Stamp duty. No stamp duty, documentary tax or notarial fee is payable on the execution of the credit loan agreement or on enforcement of a credit or loan agreement or a guarantee (apart from court administrative fees payable in enforcement proceedings).
Exchange controls
All cross-border loan and credit agreements and their security arrangements must be registered with the National Bank of Serbia as a condition to drawdown. There are some foreign exchange restrictions. These include a minimum repayment period of 12 months plus one day from drawdown for a loan or credit taken by a Serbian resident from a foreign lender.
No foreign lender may make any loan or credit to a Serbian natural person in Serbia.
Lender liability
There is no established concept of “big pocket” liability in Serbia. The theory of piercing the corporate veil is included in general corporate law. This makes shareholders personally liable for the obligations undertaken by the company if they have misused the company for illegal and fraudulent purposes or disposed of the company’s assets as their own. There is, in theory, a general rule on tort liability in specific circumstances, whereby a wealthy entity may be held liable for damage caused by a related entity. The main heads of lender liability are:
Breach of obligation to lend. The terms of the loan commitment should be examined and ordinary contract law applied as to the commitment and its termination. There are no special rules enabling a lender to terminate a credit agreement and refuse to make funds available. However, Serbian banks regularly include in their loan or credit agreements a unilateral right to cancel the loan or credit. Legal experts consider that this practice could be challenged, at least in a situation where cancelling the loan or credit is not justified on objective grounds. The general rule of contract law is that a party cannot unilaterally withdraw from a binding agreement. However, there is no published court case on the issue.

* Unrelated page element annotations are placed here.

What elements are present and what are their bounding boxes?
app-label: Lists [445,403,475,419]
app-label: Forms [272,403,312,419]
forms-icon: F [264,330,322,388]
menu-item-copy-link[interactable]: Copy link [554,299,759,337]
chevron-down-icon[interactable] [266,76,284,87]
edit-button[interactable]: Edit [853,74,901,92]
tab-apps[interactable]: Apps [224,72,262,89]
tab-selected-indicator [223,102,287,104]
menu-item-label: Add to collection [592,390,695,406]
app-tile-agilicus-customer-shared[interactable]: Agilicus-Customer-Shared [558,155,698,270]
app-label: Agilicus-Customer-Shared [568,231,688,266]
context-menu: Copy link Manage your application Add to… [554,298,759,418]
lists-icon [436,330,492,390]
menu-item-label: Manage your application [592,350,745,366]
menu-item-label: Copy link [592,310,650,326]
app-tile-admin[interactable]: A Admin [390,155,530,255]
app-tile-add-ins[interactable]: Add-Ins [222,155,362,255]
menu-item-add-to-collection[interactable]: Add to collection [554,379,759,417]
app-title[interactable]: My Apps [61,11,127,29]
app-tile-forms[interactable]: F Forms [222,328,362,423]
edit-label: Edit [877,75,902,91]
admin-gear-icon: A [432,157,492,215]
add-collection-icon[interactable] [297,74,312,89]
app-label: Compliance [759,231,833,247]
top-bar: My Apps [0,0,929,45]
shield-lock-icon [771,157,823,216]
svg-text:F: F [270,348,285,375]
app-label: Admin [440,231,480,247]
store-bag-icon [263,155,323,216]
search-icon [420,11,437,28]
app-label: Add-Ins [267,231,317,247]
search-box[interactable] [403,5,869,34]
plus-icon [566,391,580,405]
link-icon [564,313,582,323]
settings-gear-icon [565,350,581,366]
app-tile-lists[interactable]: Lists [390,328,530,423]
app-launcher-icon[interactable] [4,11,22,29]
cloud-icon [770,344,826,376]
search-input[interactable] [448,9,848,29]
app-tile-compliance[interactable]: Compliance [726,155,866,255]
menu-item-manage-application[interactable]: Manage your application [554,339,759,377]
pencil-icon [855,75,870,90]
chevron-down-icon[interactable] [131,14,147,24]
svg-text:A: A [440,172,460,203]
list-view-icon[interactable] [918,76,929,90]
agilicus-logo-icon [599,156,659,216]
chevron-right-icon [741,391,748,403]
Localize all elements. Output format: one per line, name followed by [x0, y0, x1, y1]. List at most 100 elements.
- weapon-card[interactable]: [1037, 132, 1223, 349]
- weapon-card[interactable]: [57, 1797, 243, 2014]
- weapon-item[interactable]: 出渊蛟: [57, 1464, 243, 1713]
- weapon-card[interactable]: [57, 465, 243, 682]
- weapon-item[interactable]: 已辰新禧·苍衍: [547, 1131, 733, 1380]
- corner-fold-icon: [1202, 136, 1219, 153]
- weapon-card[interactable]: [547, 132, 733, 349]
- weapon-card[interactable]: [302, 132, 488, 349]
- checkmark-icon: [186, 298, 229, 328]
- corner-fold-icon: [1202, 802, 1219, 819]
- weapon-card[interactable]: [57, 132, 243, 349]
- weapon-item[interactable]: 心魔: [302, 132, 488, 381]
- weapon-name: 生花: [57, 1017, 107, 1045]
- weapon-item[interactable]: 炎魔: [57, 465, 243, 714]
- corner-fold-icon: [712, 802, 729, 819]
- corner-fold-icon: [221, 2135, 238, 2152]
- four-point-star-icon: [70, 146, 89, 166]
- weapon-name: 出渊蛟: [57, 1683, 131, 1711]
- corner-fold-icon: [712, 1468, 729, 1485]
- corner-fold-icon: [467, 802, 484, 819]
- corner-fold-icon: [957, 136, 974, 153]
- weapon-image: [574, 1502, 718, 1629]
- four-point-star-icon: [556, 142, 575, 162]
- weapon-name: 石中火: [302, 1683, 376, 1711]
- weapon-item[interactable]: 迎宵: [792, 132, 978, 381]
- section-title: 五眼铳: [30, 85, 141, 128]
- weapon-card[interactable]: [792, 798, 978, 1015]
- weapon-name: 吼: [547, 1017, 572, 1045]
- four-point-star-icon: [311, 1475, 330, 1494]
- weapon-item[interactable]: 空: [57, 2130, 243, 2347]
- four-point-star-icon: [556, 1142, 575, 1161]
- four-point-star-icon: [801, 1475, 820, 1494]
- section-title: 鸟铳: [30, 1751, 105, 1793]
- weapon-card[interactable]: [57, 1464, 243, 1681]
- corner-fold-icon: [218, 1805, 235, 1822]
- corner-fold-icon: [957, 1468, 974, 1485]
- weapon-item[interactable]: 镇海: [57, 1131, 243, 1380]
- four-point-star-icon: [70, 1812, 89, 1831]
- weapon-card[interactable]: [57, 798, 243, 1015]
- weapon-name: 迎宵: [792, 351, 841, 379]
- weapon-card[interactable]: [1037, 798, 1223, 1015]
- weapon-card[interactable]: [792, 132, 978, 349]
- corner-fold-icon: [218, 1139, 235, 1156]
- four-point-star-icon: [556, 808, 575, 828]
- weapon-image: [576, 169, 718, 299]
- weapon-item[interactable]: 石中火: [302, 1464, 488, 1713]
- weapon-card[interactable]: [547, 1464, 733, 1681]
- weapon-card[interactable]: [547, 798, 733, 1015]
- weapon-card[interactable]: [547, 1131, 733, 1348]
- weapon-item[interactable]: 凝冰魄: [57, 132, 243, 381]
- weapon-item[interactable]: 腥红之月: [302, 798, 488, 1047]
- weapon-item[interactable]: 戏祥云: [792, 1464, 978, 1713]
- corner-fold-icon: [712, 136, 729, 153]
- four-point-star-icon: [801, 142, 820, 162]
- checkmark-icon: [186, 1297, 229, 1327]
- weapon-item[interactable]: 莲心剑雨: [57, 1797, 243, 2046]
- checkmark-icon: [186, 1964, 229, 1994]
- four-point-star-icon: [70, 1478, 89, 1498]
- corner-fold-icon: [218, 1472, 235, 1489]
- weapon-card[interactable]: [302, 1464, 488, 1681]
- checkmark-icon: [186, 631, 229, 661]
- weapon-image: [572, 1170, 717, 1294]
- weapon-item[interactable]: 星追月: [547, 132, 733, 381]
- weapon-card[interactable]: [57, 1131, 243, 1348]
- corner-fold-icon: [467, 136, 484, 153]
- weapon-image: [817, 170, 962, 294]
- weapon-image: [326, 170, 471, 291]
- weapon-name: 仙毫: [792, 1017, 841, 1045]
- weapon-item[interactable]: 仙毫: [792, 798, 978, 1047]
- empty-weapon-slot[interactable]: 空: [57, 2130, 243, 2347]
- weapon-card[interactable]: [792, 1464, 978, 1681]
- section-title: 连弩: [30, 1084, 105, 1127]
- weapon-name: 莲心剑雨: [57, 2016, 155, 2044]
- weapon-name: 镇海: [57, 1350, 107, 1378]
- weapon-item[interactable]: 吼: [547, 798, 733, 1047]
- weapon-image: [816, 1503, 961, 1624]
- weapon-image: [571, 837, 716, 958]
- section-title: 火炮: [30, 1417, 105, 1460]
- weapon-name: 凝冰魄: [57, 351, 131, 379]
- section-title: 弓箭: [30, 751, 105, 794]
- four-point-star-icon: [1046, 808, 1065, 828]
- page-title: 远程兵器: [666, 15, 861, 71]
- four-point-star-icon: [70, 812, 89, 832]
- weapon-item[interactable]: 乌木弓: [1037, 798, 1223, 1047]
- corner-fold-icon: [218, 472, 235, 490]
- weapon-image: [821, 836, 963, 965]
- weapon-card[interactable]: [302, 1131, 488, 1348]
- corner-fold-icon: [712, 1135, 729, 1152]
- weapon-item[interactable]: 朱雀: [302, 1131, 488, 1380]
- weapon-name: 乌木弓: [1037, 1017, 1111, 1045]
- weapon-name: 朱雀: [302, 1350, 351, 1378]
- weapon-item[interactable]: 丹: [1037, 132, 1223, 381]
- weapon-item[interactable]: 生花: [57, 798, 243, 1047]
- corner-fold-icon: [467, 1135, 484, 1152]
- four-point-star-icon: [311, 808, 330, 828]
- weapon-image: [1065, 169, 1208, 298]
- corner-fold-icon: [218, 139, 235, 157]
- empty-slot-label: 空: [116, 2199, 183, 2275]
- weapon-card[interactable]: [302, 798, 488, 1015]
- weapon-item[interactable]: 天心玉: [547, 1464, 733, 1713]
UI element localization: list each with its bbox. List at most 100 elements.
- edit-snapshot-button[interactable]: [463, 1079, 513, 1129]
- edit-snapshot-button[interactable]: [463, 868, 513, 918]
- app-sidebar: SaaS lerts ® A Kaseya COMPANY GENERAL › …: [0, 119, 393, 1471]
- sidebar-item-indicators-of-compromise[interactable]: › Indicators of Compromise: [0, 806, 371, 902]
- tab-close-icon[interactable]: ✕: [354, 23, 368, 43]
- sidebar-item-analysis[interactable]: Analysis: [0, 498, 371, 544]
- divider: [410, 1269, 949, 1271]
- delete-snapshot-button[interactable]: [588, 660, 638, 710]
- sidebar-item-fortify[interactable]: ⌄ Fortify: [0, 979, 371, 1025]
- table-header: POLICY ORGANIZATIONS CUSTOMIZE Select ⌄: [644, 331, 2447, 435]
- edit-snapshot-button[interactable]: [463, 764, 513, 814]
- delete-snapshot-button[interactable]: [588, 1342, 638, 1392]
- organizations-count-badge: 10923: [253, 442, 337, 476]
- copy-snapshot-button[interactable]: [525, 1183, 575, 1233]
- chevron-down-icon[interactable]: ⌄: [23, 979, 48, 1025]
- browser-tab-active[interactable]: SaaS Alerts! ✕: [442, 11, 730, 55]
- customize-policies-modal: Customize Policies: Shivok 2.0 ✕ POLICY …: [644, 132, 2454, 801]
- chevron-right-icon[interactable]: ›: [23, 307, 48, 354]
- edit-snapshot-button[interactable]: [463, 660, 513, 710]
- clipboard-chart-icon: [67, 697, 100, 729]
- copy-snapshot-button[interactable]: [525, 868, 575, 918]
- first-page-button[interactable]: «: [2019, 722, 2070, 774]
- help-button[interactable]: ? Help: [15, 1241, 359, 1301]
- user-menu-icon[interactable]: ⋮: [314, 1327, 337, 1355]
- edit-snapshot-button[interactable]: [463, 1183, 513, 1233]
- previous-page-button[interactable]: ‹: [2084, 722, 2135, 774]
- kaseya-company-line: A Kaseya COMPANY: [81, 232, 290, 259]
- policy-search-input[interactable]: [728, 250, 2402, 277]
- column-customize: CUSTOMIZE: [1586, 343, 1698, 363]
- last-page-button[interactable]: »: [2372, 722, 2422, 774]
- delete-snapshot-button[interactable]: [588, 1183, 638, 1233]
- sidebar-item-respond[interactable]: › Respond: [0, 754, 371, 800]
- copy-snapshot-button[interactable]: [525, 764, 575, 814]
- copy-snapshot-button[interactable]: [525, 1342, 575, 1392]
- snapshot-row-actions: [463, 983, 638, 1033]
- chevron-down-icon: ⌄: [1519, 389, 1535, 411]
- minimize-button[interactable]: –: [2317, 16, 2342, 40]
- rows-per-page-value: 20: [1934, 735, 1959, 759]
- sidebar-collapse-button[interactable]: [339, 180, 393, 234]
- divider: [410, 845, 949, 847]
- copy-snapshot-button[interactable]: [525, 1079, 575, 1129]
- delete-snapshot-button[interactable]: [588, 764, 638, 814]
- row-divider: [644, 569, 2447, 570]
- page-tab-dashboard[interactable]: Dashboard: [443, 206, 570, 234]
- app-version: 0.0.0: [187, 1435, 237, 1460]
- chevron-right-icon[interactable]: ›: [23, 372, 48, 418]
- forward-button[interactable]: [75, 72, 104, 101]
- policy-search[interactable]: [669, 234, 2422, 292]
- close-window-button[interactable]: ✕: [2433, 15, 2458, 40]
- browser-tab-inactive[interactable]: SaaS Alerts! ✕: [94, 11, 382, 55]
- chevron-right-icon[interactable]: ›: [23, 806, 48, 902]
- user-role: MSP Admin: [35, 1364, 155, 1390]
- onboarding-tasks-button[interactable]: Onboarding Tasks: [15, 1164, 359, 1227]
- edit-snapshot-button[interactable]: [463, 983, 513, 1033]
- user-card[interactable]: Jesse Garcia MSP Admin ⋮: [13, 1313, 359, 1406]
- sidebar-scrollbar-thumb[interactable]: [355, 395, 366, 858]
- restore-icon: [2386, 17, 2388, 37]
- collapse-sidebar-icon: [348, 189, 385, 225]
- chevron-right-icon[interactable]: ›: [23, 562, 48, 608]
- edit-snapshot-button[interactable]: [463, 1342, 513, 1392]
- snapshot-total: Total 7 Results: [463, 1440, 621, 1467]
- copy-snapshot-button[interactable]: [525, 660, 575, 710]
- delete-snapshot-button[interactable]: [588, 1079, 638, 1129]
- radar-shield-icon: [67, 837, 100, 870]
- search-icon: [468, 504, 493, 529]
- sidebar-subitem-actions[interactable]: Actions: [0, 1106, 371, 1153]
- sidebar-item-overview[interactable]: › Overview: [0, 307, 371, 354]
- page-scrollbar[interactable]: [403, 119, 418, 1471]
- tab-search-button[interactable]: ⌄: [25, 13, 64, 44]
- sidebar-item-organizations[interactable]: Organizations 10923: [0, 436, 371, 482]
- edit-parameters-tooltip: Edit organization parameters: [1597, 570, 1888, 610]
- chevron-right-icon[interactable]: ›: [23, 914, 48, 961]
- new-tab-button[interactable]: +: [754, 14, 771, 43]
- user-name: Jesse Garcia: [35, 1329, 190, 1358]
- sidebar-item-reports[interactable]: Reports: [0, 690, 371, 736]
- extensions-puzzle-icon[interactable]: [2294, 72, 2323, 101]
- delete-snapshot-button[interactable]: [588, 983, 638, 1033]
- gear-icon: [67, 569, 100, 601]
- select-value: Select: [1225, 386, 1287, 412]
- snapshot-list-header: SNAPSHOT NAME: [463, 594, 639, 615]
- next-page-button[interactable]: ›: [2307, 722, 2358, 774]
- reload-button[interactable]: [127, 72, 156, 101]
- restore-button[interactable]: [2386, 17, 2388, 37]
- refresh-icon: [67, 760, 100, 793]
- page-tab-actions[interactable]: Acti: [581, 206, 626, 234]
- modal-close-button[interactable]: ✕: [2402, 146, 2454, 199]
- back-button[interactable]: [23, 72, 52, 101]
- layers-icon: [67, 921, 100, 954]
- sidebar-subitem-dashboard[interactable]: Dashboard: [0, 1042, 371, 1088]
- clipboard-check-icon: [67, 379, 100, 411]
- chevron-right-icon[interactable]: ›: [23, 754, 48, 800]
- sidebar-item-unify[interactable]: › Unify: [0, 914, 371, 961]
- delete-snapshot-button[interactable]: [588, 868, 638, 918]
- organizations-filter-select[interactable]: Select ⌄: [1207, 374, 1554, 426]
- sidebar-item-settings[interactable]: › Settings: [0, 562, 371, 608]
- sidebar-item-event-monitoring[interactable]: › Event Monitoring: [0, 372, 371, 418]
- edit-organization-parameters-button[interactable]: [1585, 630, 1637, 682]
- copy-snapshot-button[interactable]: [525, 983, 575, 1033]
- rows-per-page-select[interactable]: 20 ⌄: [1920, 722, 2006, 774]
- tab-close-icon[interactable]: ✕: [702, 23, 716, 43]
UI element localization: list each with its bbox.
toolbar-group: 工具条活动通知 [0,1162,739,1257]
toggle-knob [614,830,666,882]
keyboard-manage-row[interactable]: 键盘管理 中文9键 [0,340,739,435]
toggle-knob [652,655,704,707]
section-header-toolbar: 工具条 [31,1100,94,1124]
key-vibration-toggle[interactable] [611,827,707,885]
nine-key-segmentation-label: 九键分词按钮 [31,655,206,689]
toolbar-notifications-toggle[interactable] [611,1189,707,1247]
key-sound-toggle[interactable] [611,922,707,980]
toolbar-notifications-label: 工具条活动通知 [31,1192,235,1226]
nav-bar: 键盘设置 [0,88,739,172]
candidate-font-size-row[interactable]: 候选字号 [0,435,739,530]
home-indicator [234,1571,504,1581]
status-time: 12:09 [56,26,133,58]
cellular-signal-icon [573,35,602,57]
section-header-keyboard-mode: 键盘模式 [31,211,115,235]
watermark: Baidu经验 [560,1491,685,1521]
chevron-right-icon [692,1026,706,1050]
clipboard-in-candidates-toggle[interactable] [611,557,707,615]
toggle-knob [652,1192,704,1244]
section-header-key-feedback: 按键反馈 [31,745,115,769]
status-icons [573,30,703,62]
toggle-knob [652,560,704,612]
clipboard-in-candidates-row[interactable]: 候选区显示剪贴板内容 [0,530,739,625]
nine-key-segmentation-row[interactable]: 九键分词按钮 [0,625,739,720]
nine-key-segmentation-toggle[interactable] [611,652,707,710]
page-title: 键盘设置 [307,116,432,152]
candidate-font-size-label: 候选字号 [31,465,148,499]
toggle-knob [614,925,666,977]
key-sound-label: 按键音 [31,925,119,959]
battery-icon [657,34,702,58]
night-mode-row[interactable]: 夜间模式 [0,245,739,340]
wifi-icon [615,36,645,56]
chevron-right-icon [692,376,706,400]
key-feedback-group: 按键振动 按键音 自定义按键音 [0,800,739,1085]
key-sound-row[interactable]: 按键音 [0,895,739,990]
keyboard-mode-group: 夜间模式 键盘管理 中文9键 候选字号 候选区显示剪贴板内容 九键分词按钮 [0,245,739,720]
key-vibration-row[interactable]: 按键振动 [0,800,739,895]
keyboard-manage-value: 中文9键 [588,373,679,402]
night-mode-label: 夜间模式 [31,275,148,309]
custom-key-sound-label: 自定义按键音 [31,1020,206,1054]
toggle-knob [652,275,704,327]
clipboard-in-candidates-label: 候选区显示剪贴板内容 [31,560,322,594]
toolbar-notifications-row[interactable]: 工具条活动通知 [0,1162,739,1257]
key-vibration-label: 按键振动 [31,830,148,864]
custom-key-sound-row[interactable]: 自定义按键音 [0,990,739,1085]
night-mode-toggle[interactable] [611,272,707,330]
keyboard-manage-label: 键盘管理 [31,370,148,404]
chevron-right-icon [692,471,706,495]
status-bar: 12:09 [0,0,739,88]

Abusive credit. There is no concept of abusive credit in Serbia whereby a bank is liable to third parties by continuing to give credit to an insolvent debtor without informing the third parties of the situation and thereby, it is alleged, inducing false credit.
Credit references. In Serbia, credit references are issued by the Credit Biro, a unit of the Association of Serbian Banks, a legal entity regulated by the Serbian Law on Banks. There are no explicit rules or case law on liability for credit references.
Control of borrower. There is no explicit law, and no published case law, on a bank’s liability on the grounds of intrusive interference in management.
Lender as adviser. There is no explicit law on this issue. However, where a lender holds itself out as advising the borrower on the suitability of a credit or loan or transaction to be financed by its credit or loan, it could be held liable for negligent advice based on general laws on tort liability.
Misrepresentation. A lender could incur liability for misrepresentation in accordance with general law.
Environmental damage. Theoretically, a lender will not generally be liable for environmental damage simply as a result of holding the benefit of security over land or property where environmental damage occurs. However, if a lender takes possession or becomes the owner of the title to the land during enforcement proceedings, it could be held liable for environmental damage. Mortgages over land and property are enforced typically by auction or private sale, and therefore it is extremely unusual for a lender to take possession. A lender could incur liability for environmental damage if it acquires, in the context of enforcement of security, ownership title over land or a production facility or similar real estate which causes damage or pollution of the environment. There are no rules or precedents on lender liability in the context of financing an environmentally damaging activity.